J'en viens à la deuxième raison que j'évoquais précédemment. Le prix de la vapeur provenant de la production combinée d'électricité et de chaleur est compétitif. C'est la vapeur qui bénéficie en particulier de l'économie d'énergie primaire. La technologie en cause permet aux industriels qui récupèrent la vapeur ou aux bâtiments collectifs qui sont raccordés sur les réseaux de chaleur qui en profitent d'obtenir un prix compétitif pour ce qui concerne la chaleur et la vapeur. Mesdames, messieurs les sénateurs, je vous fais incidemment remarquer que 250 sites industriels qui emploient 30 000 personnes bénéficient aujourd'hui de la vapeur issue de la cogénération.

Il faut bien garder en mémoire qu'il n'est pas prévu de substituer la cogénération biomasse, qui fait l'objet d'un programme dans le cadre du Grenelle de l'environnement, à la cogénération gaz. L'objectif fixé lors du Grenelle est de porter à 2 300 mégawatts l'énergie électrique produite à partir de la biomasse, chiffre bien inférieur à la puissance actuellement disponible par le biais de la cogénération gaz. Mais la frilosité dont fait actuellement preuve le monde industriel à l'égard d'investissements de longue durée est telle que l'objectif du Grenelle ne sera pas facile à atteindre.

La situation présente est compliquée ; elle comporte deux cas de figures différents.

En premier lieu, les grosses cogénérations, de plus de 12 mégawatts, essentiellement installées sur des sites industriels, arriveront à échéance au plus tard en 2014. Elles sont menacées parce qu'elles ne disposent plus du soutien existant jusqu'à présent. Leur contrat d'obligation d'achat arrivant à terme, elles ne trouvent pas sur le marché libre une rémunération suffisante.

Certes, le ministre chargé de l'énergie a reconnu publiquement l'importance du sujet pour la sécurité électrique du pays, mais la solution envisagée, à savoir un appel d'offres par la Commission de régulation de l'énergie, la CRE, relatif à des capacités de production électrique, nous paraît complexe.
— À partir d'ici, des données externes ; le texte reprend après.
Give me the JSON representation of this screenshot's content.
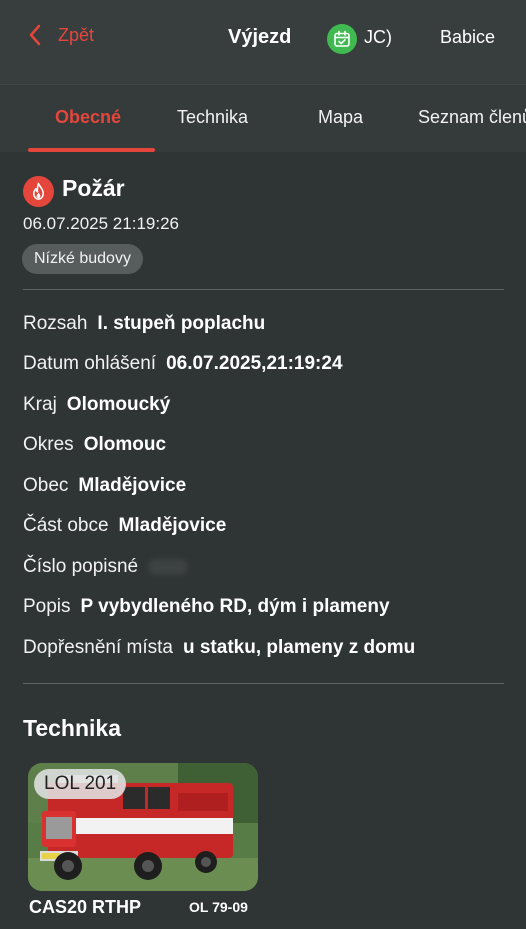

En fait, il ne s'agit d'aider ces cogénérations que pour une période de trois ans parce que ces grosses machines trouveront leur place dans le dispositif prévu par la loi NOME, en particulier dans le marché de capacité, qui ne sera cependant effectif qu'en 2015.

L'alternative serait un dispositif de soutien transitoire par la CSPE, la contribution au service public de l'électricité, dont le coût serait extrêmement limité - 50 millions d'euros par an -, sans aucune commune mesure avec le coût antérieur du financement des obligations d'achat des cogénérations qui s'élevait à 700 millions d'euros et avec le coût total de la CSPE qui devrait atteindre 5,5 milliards d'euros à l'horizon de 2015.

En second lieu, les petites cogénérations, de moins de 12 mégawatts, concernent plutôt les réseaux de chaleur. Elles peuvent être reconduites sur un contrat d'obligation d'achat. Mais en pratique ce renouvellement est très difficile. En effet, l'annonce régulière par le ministère de sa volonté de dégrader la rémunération électrique de ces installations décourage les investisseurs. Par ailleurs, l'énergie thermique récupérée sur ces cogénérations pourtant vertueuse n'est pas reconnue comme telle en France. Ainsi, la chaleur d'un réseau alimenté à plus de 50 % par des énergies renouvelables ou de récupération - par exemple, sur une usine d'incinération - bénéficie d'une TVA à 5,5 %. Mais tel n'est pas le cas si ce pourcentage est atteint avec une partie de la chaleur issue d'une cogénération gaz.